Aren't kids' toys wonderful?
But are they as safe as they could be?
From the perspective of someone who grew up in the era of stuffed animals with button eyes - easy to chew off, swallow, and choke on - it seems we've come a long way.
Indeed, I sometimes wonder whether the problem with today's toys isn't so much that they're hazardous as that they're preposterous. Products marketed as baby's first cellphone actually exist!
But that would be wrong. A study published online Monday by the journal Pediatrics found that from 1990 through 2011, nearly 3.3 million children were treated in U.S. emergency rooms for toy-related injuries.
In 2011, researchers at Nationwide Children's Hospital in Ohio found, children were treated every three minutes for such injuries. Most of the children were younger than 5.
Children younger than 3 were most at risk for choking on small toys or parts of toys.
Older children were more likely to be injured on toys they ride. Those injuries were more likely to involve broken bones or dislocations.
The foot-powered scooters that became popular starting in 2000 are responsible for an overall increase in the toy injury rate since then, the researchers found.
Also on Monday, the U.S. Public Research Interest Group (PIRG) released its 29th annual survey of toy safety. Joined by emergency room doctors in 44 states - none in this region - the national nonprofit found that although progress had been made, the toy shelves still contain hazards.
Twenty-three children's toys - comprising more than 366,000 units - were recalled by the government in 2013, according to the advocacy group Kids in Danger. The same year, the federal Consumer Product Safety Commission received nine reports of toy-related deaths.
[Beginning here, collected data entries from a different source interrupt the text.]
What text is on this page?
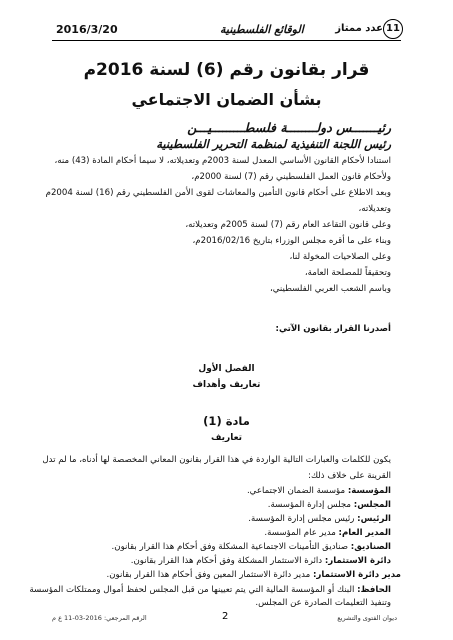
11
عدد ممتاز
الوقائع الفلسطينية
2016/3/20
قرار بقانون رقم (6) لسنة 2016م
بشأن الضمان الاجتماعي
رئيـــــــس دولــــــــة فلسطـــــــــيـــن
رئيس اللجنة التنفيذية لمنظمة التحرير الفلسطينية
استنادا لأحكام القانون الأساسي المعدل لسنة 2003م وتعديلاته، لا سيما أحكام المادة (43) منه،
ولأحكام قانون العمل الفلسطيني رقم (7) لسنة 2000م،
وبعد الاطلاع على أحكام قانون التأمين والمعاشات لقوى الأمن الفلسطيني رقم (16) لسنة 2004م
وتعديلاته،
وعلى قانون التقاعد العام رقم (7) لسنة 2005م وتعديلاته،
وبناء على ما أقره مجلس الوزراء بتاريخ 2016/02/16م،
وعلى الصلاحيات المخولة لنا،
وتحقيقاً للمصلحة العامة،
وباسم الشعب العربي الفلسطيني،
أصدرنا القرار بقانون الآتي:
الفصل الأول
تعاريف وأهداف
مادة (1)
تعاريف
يكون للكلمات والعبارات التالية الواردة في هذا القرار بقانون المعاني المخصصة لها أدناه، ما لم تدل
القرينة على خلاف ذلك:
المؤسسة: مؤسسة الضمان الاجتماعي.
المجلس: مجلس إدارة المؤسسة.
الرئيس: رئيس مجلس إدارة المؤسسة.
المدير العام: مدير عام المؤسسة.
الصناديق: صناديق التأمينات الاجتماعية المشكلة وفق أحكام هذا القرار بقانون.
دائرة الاستثمار: دائرة الاستثمار المشكلة وفق أحكام هذا القرار بقانون.
مدير دائرة الاستثمار: مدير دائرة الاستثمار المعين وفق أحكام هذا القرار بقانون.
الحافظ: البنك أو المؤسسة المالية التي يتم تعيينها من قبل المجلس لحفظ أموال وممتلكات المؤسسة
وتنفيذ التعليمات الصادرة عن المجلس.
ديوان الفتوى والتشريع
2
الرقم المرجعي: 2016-03-11 ع م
Parents still need to shop with care.
This year, PIRG's testing lab found a toy tambourine with nine times the legal level of the heavy metal chromium.
A badge playset included a sheriff's star with amounts of lead above legal limits.
A leopard-patterned rubber duck contained excessive amounts of a particular phthalate. Phthalates are plasticizers that could harm development of the male reproductive system.
The lab also found toys marketed for young children that posed choking hazards and ingestion hazards - such as small magnet sets. The concern is that if multiple magnets are swallowed, they could come together and form a blockage.
The group lauded 2008 legislation that gave the Consumer Product Safety Commission more authority to protect children from dangerous toys.
"Mandatory toy standards, lower lead and phthalate limits, independent third-party testing, and increased port inspections stop more dangerous toys than ever before from reaching toy shelves," said Rachel Weintraub, legislative director at the Consumer Federation of America, an association of nonprofit consumer organizations.
But PIRG pointed out that not all toys comply with the law, and holes in the toy safety net remain. The 44-page report, "Trouble in Toyland," is available at www.uspirg.org.
The Toy Industry Association, a nonprofit trade group, blasted both the report and PIRG: The study was flawed. Testing labs weren't accredited. (Not true, says PIRG.)
The association maintained that toys are already "highly regulated" by the federal government (no one said they weren't).
"Toy safety is the top priority of the toy industry, and we welcome responsible individuals and organizations in joining our year-round efforts to protect children at play," said association president Carter Keithley. He contended PIRG's "spurious reports" merely "wrongly maligned" some perfectly good toys.
The association also claimed the Consumer Product Safety Commission had not recalled any toys the report flagged in the last six years.
Yet, in 2010, the commission recalled Big Rex and Friends cloth books because of the risk of lead exposure, and it credited U.S. PIRG for the alert.
So maybe the biggest trouble in toyland is that the experts are too busy bickering to work together for the benefit of our children.
GreenSpace: How to Select Safer Toys
Check labels to select age-appropriate toys. Keep toys for older and younger children separate.
Avoid choking hazards. Children younger than 3 should play only with toy parts larger than the opening of a toilet-paper tube.
Don't allow young children to play with magnet toys. If swallowed, they can adhere to each other.
Don't allow young children to play with cords or strings longer than 12 inches.
Inspect toys at the store, looking for sturdy parts and tightly secured joints.
Make sure plush toys have age-appropriate features, such as embroidered eyes and noses.
Make sure batteries are firmly enclosed, inaccessible to children.
Avoid heavy toys. Consider whether the child would be injured if the toy fell on him or her.
Listen to toys that make noise. If it sounds too loud, it probably is.
Use riding toys only on dry, flat surfaces, away from vehicle traffic.